HONKY OR HONKIE - This derogatory term for white people probably evolved from "hunkies," according to two references. Black Talk: Words and Phrases from the Hood to the Amen Corner by Geneva Smitherman (Houghton Mifflin Co., Boston, 1994): "Honky - a negative term for a white person. Probably derived
and borrowed from the name-calling and expression of resentment by settled European Americans against central and Eastern Europeans immigrants, who were
negatively referred to as 'hunkies' (from Hungarians). Blacks, in competition with these immigrants in the first half of the twentieth century, generalized the term to all
whites. Also hunky."
Ditto for Encyclopedia of Word and Phrase Origins by Robert Hendrickson (Fact on File, New York, 1997): "HONKIE; BOHUNK - 'Bohunk,' a low
expression for a Polish- or Hungarian-American, arose at the turn of the century, and is probably a blend of Bohemian and Hungarian (both Poles and Hungarians
were called Bohemians). 'Bohunks' were also ' hunkies,' and black workers in the Chicago meat-packing plants probably pronounced this as 'honkie,' soon
applying it as a derisive term not just for their Polish and Hungarian co-workers but for all whites."
A personal note: in West Virginia "hunkie" means Italian-American.
HICK -Random House Historical Dictionary of American Slang, Volume 2, H-O "n. 1. (formerly a hypocoristic form of Richard) an unsophisticated country
person; bumpkin; yokel."
Anyone know what "hypocoristic" means??
HILLBILLY -- I Hear America Talking: An Illustrated History of American Words and Phrases by Stuart Berg Flexner (Von Nostrand Reinhold Co., New York, 1976): ".Mountaineer, 1834, first applied to one who
hunted, wandered, or lived in the Appalachians; hillbilly , as Hill-Billy)."

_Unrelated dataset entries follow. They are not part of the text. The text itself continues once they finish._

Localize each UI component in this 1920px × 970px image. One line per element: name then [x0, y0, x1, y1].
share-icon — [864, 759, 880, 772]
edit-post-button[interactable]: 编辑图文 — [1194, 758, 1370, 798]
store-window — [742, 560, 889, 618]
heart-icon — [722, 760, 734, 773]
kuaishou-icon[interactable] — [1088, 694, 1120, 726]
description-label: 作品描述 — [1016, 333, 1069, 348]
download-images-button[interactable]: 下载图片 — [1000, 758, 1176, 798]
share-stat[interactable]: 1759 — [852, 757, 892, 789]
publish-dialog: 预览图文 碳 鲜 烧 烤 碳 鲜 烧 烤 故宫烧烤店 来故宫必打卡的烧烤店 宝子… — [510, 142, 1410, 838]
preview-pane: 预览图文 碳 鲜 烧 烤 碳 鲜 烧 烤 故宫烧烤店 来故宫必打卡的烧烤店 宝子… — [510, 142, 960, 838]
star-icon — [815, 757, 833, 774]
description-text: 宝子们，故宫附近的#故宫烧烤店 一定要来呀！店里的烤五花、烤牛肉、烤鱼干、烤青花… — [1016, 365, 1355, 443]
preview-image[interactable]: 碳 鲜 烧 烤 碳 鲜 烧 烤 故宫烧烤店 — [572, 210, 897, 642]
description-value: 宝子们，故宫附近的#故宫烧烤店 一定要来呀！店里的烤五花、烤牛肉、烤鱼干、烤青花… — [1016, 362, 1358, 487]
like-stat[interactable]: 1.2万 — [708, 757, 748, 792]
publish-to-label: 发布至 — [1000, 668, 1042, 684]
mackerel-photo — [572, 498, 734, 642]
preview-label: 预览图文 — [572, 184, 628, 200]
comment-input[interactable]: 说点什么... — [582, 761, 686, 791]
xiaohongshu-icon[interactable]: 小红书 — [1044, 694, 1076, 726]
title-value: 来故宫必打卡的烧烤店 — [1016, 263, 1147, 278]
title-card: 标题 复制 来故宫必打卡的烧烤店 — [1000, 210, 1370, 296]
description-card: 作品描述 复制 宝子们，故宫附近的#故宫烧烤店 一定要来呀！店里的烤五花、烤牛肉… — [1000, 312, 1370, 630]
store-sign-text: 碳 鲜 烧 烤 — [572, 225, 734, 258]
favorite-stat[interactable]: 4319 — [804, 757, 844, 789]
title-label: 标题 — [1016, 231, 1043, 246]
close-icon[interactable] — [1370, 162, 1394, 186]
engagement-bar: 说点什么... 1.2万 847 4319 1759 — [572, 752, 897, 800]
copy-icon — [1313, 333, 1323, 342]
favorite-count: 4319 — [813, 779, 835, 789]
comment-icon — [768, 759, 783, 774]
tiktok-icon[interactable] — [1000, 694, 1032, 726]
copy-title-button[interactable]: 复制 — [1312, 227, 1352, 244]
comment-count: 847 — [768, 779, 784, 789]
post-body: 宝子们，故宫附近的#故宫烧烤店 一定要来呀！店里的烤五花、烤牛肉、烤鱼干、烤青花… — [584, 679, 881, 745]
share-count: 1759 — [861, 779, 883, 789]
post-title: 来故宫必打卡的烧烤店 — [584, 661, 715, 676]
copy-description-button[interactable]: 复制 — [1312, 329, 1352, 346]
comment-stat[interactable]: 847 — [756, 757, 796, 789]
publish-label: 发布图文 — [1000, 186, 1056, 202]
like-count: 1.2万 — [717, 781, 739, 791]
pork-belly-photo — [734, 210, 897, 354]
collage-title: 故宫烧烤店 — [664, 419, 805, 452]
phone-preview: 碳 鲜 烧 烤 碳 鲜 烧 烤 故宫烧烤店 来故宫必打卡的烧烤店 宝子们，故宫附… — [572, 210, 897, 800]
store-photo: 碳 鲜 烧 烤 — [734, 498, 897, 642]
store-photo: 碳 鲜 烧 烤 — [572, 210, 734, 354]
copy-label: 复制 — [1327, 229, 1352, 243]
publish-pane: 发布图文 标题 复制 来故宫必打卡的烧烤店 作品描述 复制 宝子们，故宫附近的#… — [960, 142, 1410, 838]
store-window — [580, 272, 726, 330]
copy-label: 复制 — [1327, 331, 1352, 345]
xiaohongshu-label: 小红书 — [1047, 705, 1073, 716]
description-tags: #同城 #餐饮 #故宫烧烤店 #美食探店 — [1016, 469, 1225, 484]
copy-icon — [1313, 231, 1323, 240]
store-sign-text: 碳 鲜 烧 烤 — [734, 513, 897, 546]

By the way, the West Virginia motto is "Mountaineers are always free."
Morris Dictionary of Word and Phrase Origins by William and Mary Morris (HarperCollins, New York, 1977, 1988): "hillbilly is exactly what the word implies -
a rustic from the hills.The earliest example of its use comes from the turn of this century and from the vicinity of Arkansas. Then its use spread throughout the South
and it became especially common in Kentucky and West Virginia."
But NOT where we can hear it. Hillbilly is one of them fightin' words.
Random House Historical Dictionary of American Slang, Volume 2, H-O by J.E. Lighter, Random House, New York, 1994. "1900.In short, a Hill-Billie is a
free and untrammelled white citizen of Alabama, who lives in the hills, has no means to speak of, dresses as he can, talks as he please, drinks whiskey when he gets
it, and fires off his revolver as the fancy takes him."
Lord, that makes me homesick.
GRINGO - The Morris Dictionary of Word and Phrase Origins says that the ".legend that the Spanish American term 'gringo' - a pejorative label for an
American - came from 'Green Grow the Lilacs' is a good story." American soldiers was supposed to have ".sang this song repeatedly" during the Mexican war
and the "natives" heard it as "green-grow," thus "gringo."
".But the truth is the word 'gringo' was standard in Spain before 1787, half a century or more before the Mexican War.appearing in a Madrid publication in
1787 and meaning 'any person with a peculiar accent that prevents him from achieving the true Castilian accent.' In fact, the label 'gringo' was first pinned upon the
Irish."
I like the "Green Grow the Lilacs" story better.
: Anyone know what "hypocoristic" means??
A "pet name" or diminutive.
A "navy" is a laborer: the name originated in England during the 18th century with the growth of canal building. Canals were, in those days, known as navigations and the builders as navigators - later shortened to "navvies".